4. Tabernakel Perak yang Langka dan Berharga
Salah satu daya tarik utama basilika adalah tabernakel perak yang terletak di altar utama. Tabernakel ini merupakan satu-satunya di Filipina dan terbuat dari perak sterling yang berkilau indah saat terkena cahaya. Lampu tabernakel menyala sebagai simbol kehadiran Kristus, memberikan nuansa suci dan damai bagi umat yang beribadah.
5. Ketangguhan Menghadapi Gempa Bumi
Terletak di wilayah "Ring of Fire," Filipina rawan bencana alam seperti letusan gunung dan gempa bumi. Basilika Taal telah bertahan dari berbagai gempa besar. Sebagai contoh, gempa bumi berkekuatan 5,6 dan 6,0 skala Richter yang mengguncang Batangas dan Kota Taal pada 2017 menyebabkan kerusakan signifikan.
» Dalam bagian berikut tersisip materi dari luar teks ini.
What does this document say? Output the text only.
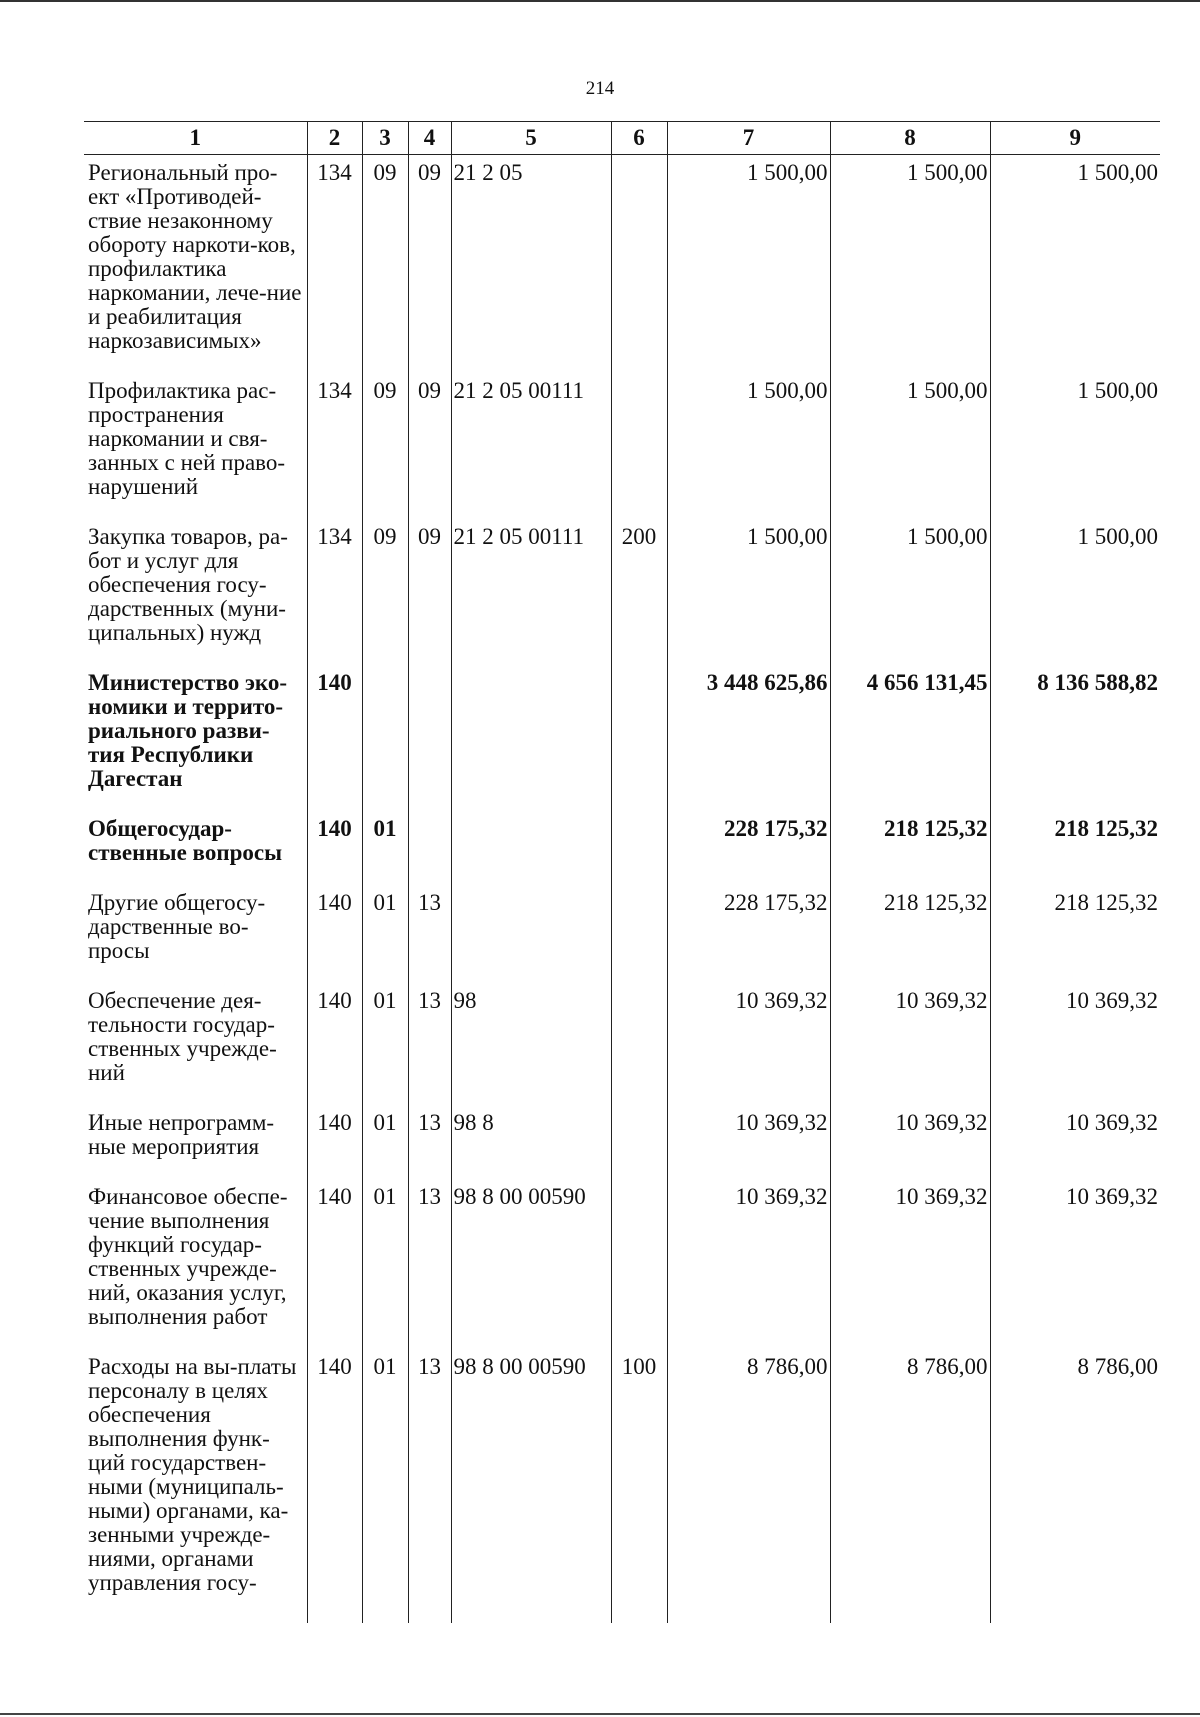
214
1	2	3	4	5	6	7	8	9
Региональный про-ект «Противодей-ствие незаконному обороту наркоти-ков, профилактика наркомании, лече-ние и реабилитация наркозависимых»	134	09	09	21 2 05		1 500,00	1 500,00	1 500,00
Профилактика рас-пространения наркомании и свя-занных с ней право-нарушений	134	09	09	21 2 05 00111		1 500,00	1 500,00	1 500,00
Закупка товаров, ра-бот и услуг для обеспечения госу-дарственных (муни-ципальных) нужд	134	09	09	21 2 05 00111	200	1 500,00	1 500,00	1 500,00
Министерство эко-номики и террито-риального разви-тия Республики Дагестан	140					3 448 625,86	4 656 131,45	8 136 588,82
Общегосудар-ственные вопросы	140	01				228 175,32	218 125,32	218 125,32
Другие общегосу-дарственные во-просы	140	01	13			228 175,32	218 125,32	218 125,32
Обеспечение дея-тельности государ-ственных учрежде-ний	140	01	13	98		10 369,32	10 369,32	10 369,32
Иные непрограмм-ные мероприятия	140	01	13	98 8		10 369,32	10 369,32	10 369,32
Финансовое обеспе-чение выполнения функций государ-ственных учрежде-ний, оказания услуг, выполнения работ	140	01	13	98 8 00 00590		10 369,32	10 369,32	10 369,32
Расходы на вы-платы персоналу в целях обеспечения выполнения функ-ций государствен-ными (муниципаль-ными) органами, ка-зенными учрежде-ниями, органами управления госу-	140	01	13	98 8 00 00590	100	8 786,00	8 786,00	8 786,00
Restorasi besar dikerjakan oleh Komisi Sejarah Nasional Filipina dan selesai pada 2020, memastikan kelestarian bangunan bersejarah ini.
Basilika Taal bukan hanya merupakan tempat ibadah, tetapi juga simbol sejarah dan budaya yang penting bagi komunitas lokal dan peziarah dari seluruh dunia. Dengan kekayaan arsitektur yang memukau dan nilai historisnya, basilika ini menjadi destinasi yang wajib dikunjungi ketika berkunjung ke Filipina. Terlebih lagi, kemampuannya bertahan dari berbagai bencana alam turut menegaskan keunikan bangunan religius ini.